左の刀をだ。左から右にだ。横薙ぎに払った。
それで今度は斬った。しかしだ。
魔物はまだ倒れない。それどころから。
身体を思いきり引いてだ。突き刺さった刀をそれで抜き。
燃え上がる二つの傷を何ともせずにだ。再びだ。
斧を振るう。今度は何度も何度もだ。
無造作なまでに振るい中田を叩き斬ろうとする。彼はそれを巧みに動きかわしつつだ。
そのうえでだ。また声に尋ねた。
「なあ、こいつな」
「体力ですね」
「しぶと過ぎないか?」
こう声に尋ねたのである。
「これはあんまりだろ」
「ですから。神話のままの強さですから」
「元々すげえしぶとかったのか」
「はい」
その通りだとだ。声は答えた。
「そうです」
「参ったな、こりゃ」
中田はその斧の攻撃をかわしながらまた言う。
「一撃でも受けたら終わりだしな」
「そして貴方の攻撃は」
「中々聞かないな」
「そうですね」
まあにそうだと言ってだ。それでだ。
再び攻撃を浴びせる。今度は。
刀をだ、まずは交差させてだ。
それぞれ下から上に一閃させる。それでだ。
アスファルトに紅蓮の炎を走らせ。それで。
魔物にぶつけ足から焼く。その炎で動きを止め。
再び突進してだ。魔物の膝に足をかけ。
一気に跳びその途中にだ。左の刀を一閃させた。
それで魔物を両断しそのうえで焼く。これで決まりだった。
そうしてからだ。着地した彼が見たものは。
今まさに焼かれんとする魔物だった。魔物は立ったまま両断されてそのうえで。
漆黒の身体を焼かれ消えていっていた。そこまで見てだ。
中田は満足した顔になりだ。声に言った。
「これで決まりだな」
「はい、ミノタウロスは滅びました」
「一時はどうなるかって思ったけれどな」
「炎を走らせそしてですね」
「ああ、一気に真っ二つにして焼いてやった」
そうしたと。己の闘いを振り返り話す。
「これならな」
「どの様な体力はある魔物でもですね」
「ああ、倒せる」
それができるというのだ。
「そう思ってな」
「考えられましたね」
「焦ってなかったからな」
それでだ。
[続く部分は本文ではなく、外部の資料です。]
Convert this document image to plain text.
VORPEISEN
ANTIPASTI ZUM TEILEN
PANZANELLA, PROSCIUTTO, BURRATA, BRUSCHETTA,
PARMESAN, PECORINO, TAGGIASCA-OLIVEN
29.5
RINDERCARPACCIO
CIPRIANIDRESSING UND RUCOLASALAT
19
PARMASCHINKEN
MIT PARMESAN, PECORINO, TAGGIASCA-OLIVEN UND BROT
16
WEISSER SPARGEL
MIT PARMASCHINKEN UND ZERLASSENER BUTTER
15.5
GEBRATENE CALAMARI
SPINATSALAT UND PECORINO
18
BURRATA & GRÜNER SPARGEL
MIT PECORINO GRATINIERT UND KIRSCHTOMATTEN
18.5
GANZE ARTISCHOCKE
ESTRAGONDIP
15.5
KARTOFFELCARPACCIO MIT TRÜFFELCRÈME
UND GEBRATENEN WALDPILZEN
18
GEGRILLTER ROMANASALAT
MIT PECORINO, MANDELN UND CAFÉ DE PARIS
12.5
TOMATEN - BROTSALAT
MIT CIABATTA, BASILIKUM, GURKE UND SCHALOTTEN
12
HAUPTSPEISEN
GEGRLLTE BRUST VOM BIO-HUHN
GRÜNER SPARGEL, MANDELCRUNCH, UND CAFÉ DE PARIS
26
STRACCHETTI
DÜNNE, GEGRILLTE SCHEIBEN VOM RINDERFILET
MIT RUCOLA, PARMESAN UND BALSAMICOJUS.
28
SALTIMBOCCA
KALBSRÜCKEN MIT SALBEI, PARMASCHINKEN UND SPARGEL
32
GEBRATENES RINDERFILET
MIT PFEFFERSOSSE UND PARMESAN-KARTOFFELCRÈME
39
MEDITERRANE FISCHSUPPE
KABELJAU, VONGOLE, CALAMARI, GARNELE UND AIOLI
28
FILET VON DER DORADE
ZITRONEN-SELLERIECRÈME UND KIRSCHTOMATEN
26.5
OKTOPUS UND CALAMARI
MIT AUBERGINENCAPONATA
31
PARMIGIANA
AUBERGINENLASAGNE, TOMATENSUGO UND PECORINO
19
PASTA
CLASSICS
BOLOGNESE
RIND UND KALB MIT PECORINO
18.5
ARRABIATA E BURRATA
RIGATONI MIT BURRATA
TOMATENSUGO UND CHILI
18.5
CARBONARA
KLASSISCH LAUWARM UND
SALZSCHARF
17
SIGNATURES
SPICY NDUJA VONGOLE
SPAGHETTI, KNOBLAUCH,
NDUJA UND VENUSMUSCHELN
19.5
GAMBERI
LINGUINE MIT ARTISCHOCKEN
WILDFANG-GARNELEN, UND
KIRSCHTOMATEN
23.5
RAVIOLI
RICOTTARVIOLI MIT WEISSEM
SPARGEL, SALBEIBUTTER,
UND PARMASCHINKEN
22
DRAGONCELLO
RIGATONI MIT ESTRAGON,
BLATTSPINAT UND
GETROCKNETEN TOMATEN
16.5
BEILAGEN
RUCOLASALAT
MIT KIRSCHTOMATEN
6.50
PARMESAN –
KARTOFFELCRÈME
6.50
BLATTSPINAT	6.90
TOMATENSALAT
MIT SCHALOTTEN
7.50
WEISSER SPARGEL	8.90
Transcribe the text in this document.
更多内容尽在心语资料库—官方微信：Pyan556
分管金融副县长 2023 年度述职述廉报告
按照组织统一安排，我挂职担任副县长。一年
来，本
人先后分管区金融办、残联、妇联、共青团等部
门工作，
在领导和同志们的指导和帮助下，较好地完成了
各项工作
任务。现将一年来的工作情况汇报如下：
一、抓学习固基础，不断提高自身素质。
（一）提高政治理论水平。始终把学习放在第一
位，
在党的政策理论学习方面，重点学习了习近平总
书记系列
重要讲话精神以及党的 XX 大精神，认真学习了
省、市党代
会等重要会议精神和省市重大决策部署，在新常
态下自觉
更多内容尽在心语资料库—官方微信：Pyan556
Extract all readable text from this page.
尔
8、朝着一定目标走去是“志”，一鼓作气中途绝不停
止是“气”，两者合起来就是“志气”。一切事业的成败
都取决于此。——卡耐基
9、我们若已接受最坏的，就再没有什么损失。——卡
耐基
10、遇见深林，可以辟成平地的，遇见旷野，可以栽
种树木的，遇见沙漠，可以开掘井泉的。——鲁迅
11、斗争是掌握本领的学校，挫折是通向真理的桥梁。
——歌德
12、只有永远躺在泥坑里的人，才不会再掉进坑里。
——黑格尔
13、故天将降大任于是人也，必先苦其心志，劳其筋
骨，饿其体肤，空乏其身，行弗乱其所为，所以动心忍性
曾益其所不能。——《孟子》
考えられたというのだ。
「できたんだよ」
「決して焦らないですか」
「だから。焦ったら負けなんだよ」
中田は燃え盛る魔物を見ながらまた言う。
「何でもな」
「焦らない。だから貴方は強いんですね」
「少なくとも強さの元の一つだな」
「そうですね」
「ああ、それで今度の金は」
「はい、もうすぐ出ます」
見れば魔物は今まさに焼き尽くされんとしていた。その後でだというのだ。
そしてその言葉通りだ。それが出て来た。
黄金の棒が数本だ。魔物が消えてから出て来た。それを手に取りだ。
中田は満足した顔になりだ。刀を消してから声に話した。
「報酬だな」
「そしてそのお金で」
「ああ、家族がまた助かる」
こう言うのだった。
「いいことだよ」
「それでなのですが」
「剣士だよな」
「はい、剣士を倒せばです」
彼と同じ立場のだ。その剣士を倒せばというのだ。